Background/aims: Vedolizumab is indicated for moderately-to-severely active ulcerative colitis (UC) and Crohn's disease (CD). Because multiple factors may result in different pharmacokinetics and clinical efficacies, understanding determinants of vedolizumab clearance may enhance dose and treatment strategies. The aim was to characterize vedolizumab pharmacokinetics in Asian and non-Asian UC and CD patients.
Methods: Population pharmacokinetic analysis for repeated measures, using data from 5 studies, was conducted using nonlinear mixed-effects modeling.

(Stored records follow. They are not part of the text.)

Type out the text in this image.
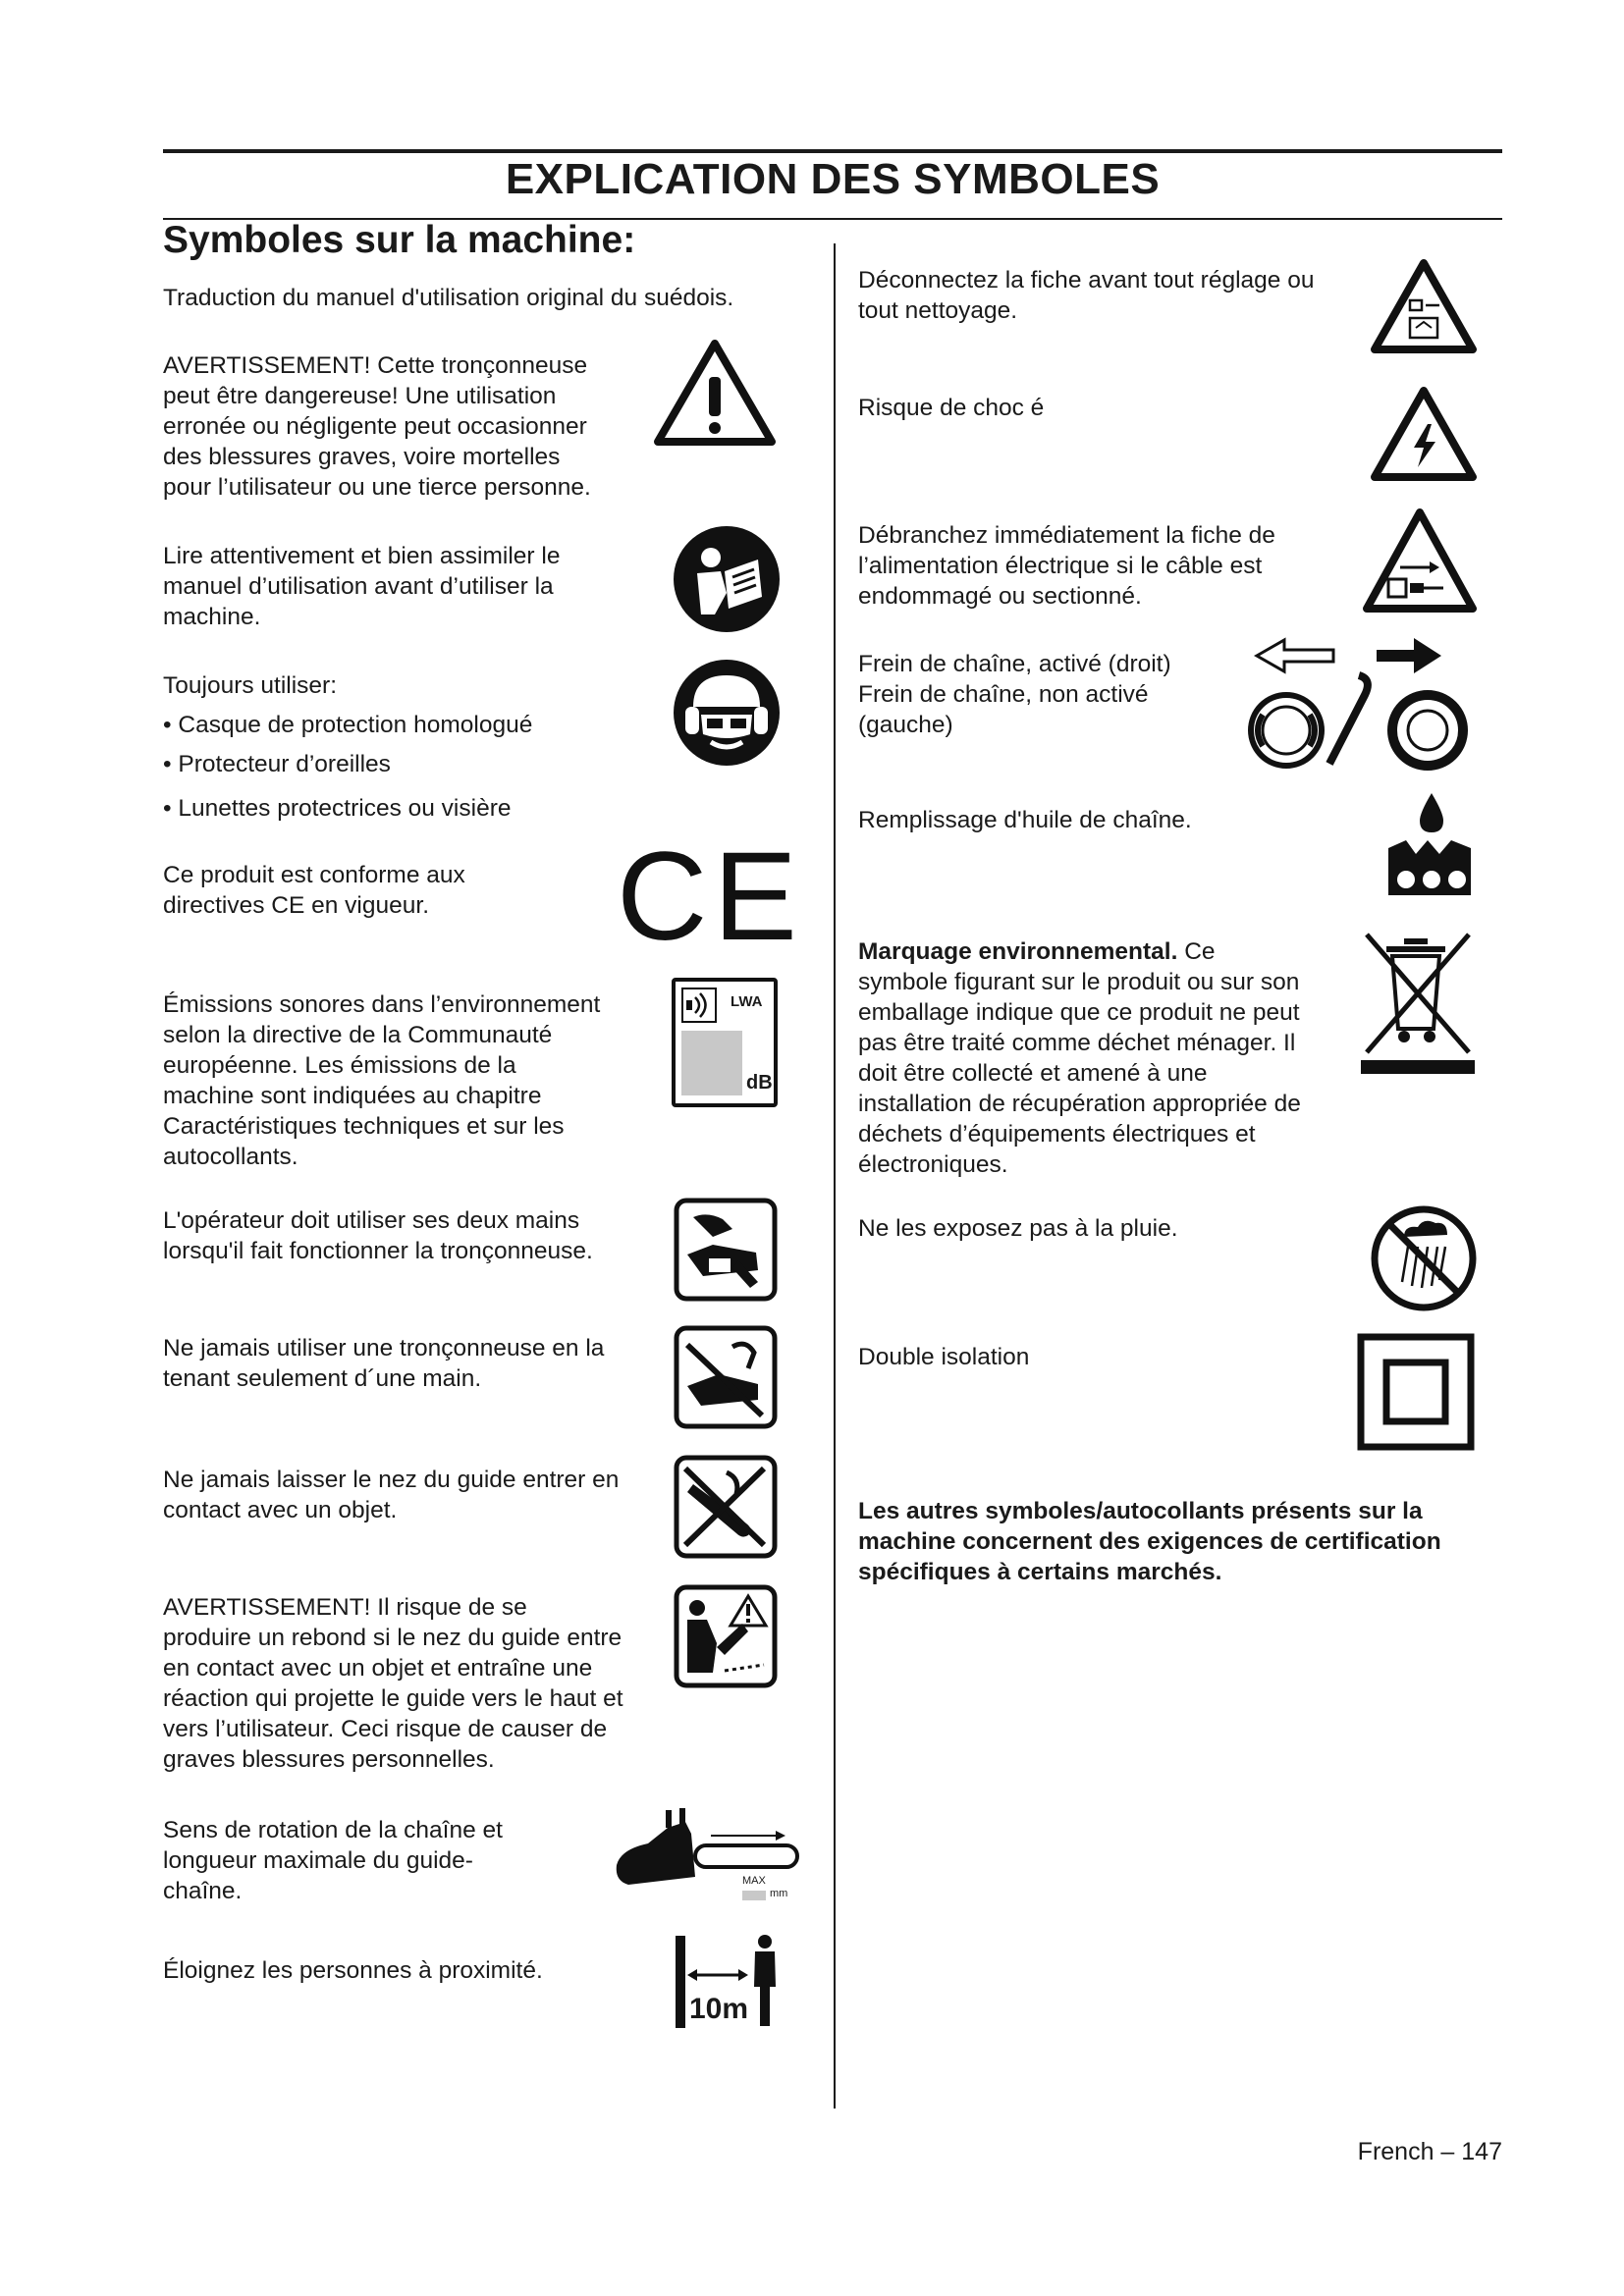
EXPLICATION DES SYMBOLES
Symboles sur la machine:
Traduction du manuel d'utilisation original du suédois.
AVERTISSEMENT! Cette tronçonneuse
peut être dangereuse! Une utilisation
erronée ou négligente peut occasionner
des blessures graves, voire mortelles
pour l’utilisateur ou une tierce personne.
Lire attentivement et bien assimiler le
manuel d’utilisation avant d’utiliser la
machine.
Toujours utiliser:
• Casque de protection homologué
• Protecteur d’oreilles
• Lunettes protectrices ou visière
Ce produit est conforme aux
directives CE en vigueur.	CE
Émissions sonores dans l’environnement
selon la directive de la Communauté
européenne. Les émissions de la
machine sont indiquées au chapitre
Caractéristiques techniques et sur les
autocollants.
LWA
dB
L'opérateur doit utiliser ses deux mains
lorsqu'il fait fonctionner la tronçonneuse.
Ne jamais utiliser une tronçonneuse en la
tenant seulement d´une main.
Ne jamais laisser le nez du guide entrer en
contact avec un objet.
AVERTISSEMENT! Il risque de se
produire un rebond si le nez du guide entre
en contact avec un objet et entraîne une
réaction qui projette le guide vers le haut et
vers l’utilisateur. Ceci risque de causer de
graves blessures personnelles.
Sens de rotation de la chaîne et
longueur maximale du guide-
chaîne.	MAX
mm
Éloignez les personnes à proximité.
10m
Déconnectez la fiche avant tout réglage ou
tout nettoyage.
Risque de choc é
Débranchez immédiatement la fiche de
l’alimentation électrique si le câble est
endommagé ou sectionné.
Frein de chaîne, activé (droit)
Frein de chaîne, non activé
(gauche)
Remplissage d'huile de chaîne.
Marquage environnemental. Ce
symbole figurant sur le produit ou sur son
emballage indique que ce produit ne peut
pas être traité comme déchet ménager. Il
doit être collecté et amené à une
installation de récupération appropriée de
déchets d’équipements électriques et
électroniques.
Ne les exposez pas à la pluie.
Double isolation
Les autres symboles/autocollants présents sur la
machine concernent des exigences de certification
spécifiques à certains marchés.
French – 147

A Bayesian estimation approach in NONMEM 7.3 was utilized to leverage the predominantly sparse data available for this analysis with results from a prior population pharmacokinetic analysis of vedolizumab.
Results: Vedolizumab pharmacokinetics were described by a 2-compartment model with parallel linear and nonlinear elimination. Using reference covariate values, linear elimination half life of vedolizumab was 24.7 days for anti-vedolizumab antibody (AVA)-negative patients and 18.1 days for AVA-positive patients; linear clearance (CLL) was 0.165 L/day for AVA-negative patients and 0.246 L/day for AVA-positive patients; central (Vc) and peripheral compartment volumes of distribution were 3.16 L and 1.84 L, respectively. Interindividual variabilities (percent coefficient of variation) were 30.8% for CLL and 19% for Vc; interoccasion variability on CLL was 20.3%; residual variance was 17.8%. For albumin, body weight and AVA, only extreme values were identified as potentially clinically important predictors of CLL. The effect of race (Asian/non-Asian) and diagnosis (UC/CD) on CLL was negligible and likely not of clinical importance.

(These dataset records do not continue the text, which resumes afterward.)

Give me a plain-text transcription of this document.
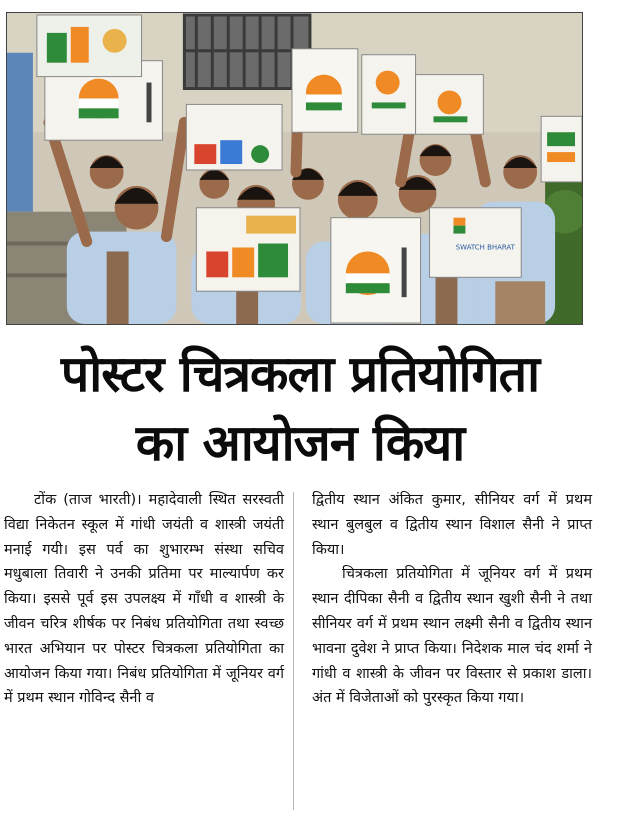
SWATCH BHARAT
पोस्टर चित्रकला प्रतियोगिता
का आयोजन किया

टोंक (ताज भारती)। महादेवाली स्थित सरस्वती विद्या निकेतन स्कूल में गांधी जयंती व शास्त्री जयंती मनाई गयी। इस पर्व का शुभारम्भ संस्था सचिव मधुबाला तिवारी ने उनकी प्रतिमा पर माल्यार्पण कर किया। इससे पूर्व इस उपलक्ष्य में गाँधी व शास्त्री के जीवन चरित्र शीर्षक पर निबंध प्रतियोगिता तथा स्वच्छ भारत अभियान पर पोस्टर चित्रकला प्रतियोगिता का आयोजन किया गया। निबंध प्रतियोगिता में जूनियर वर्ग में प्रथम स्थान गोविन्द सैनी व

द्वितीय स्थान अंकित कुमार, सीनियर वर्ग में प्रथम स्थान बुलबुल व द्वितीय स्थान विशाल सैनी ने प्राप्त किया।

चित्रकला प्रतियोगिता में जूनियर वर्ग में प्रथम स्थान दीपिका सैनी व द्वितीय स्थान खुशी सैनी ने तथा सीनियर वर्ग में प्रथम स्थान लक्ष्मी सैनी व द्वितीय स्थान भावना दुवेश ने प्राप्त किया। निदेशक माल चंद शर्मा ने गांधी व शास्त्री के जीवन पर विस्तार से प्रकाश डाला। अंत में विजेताओं को पुरस्कृत किया गया।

Conclusions: Pharmacokinetic parameters were similar in Asian and non-Asian patients with moderately-to-severely active UC and CD. This analysis supports use of vedolizumab flat-fixed dosing in these patients. (Clinicaltrials.gov Identifiers: NCT00783718 (GEMINI 1); NCT00783692 (GEMINI 2). CCT 101; NCT02039505 and CCT-001; NCT02038920).
Keywords: Asian; Colitis, ulcerative; Crohn disease; Population pharmacokinetics; Vedolizumab.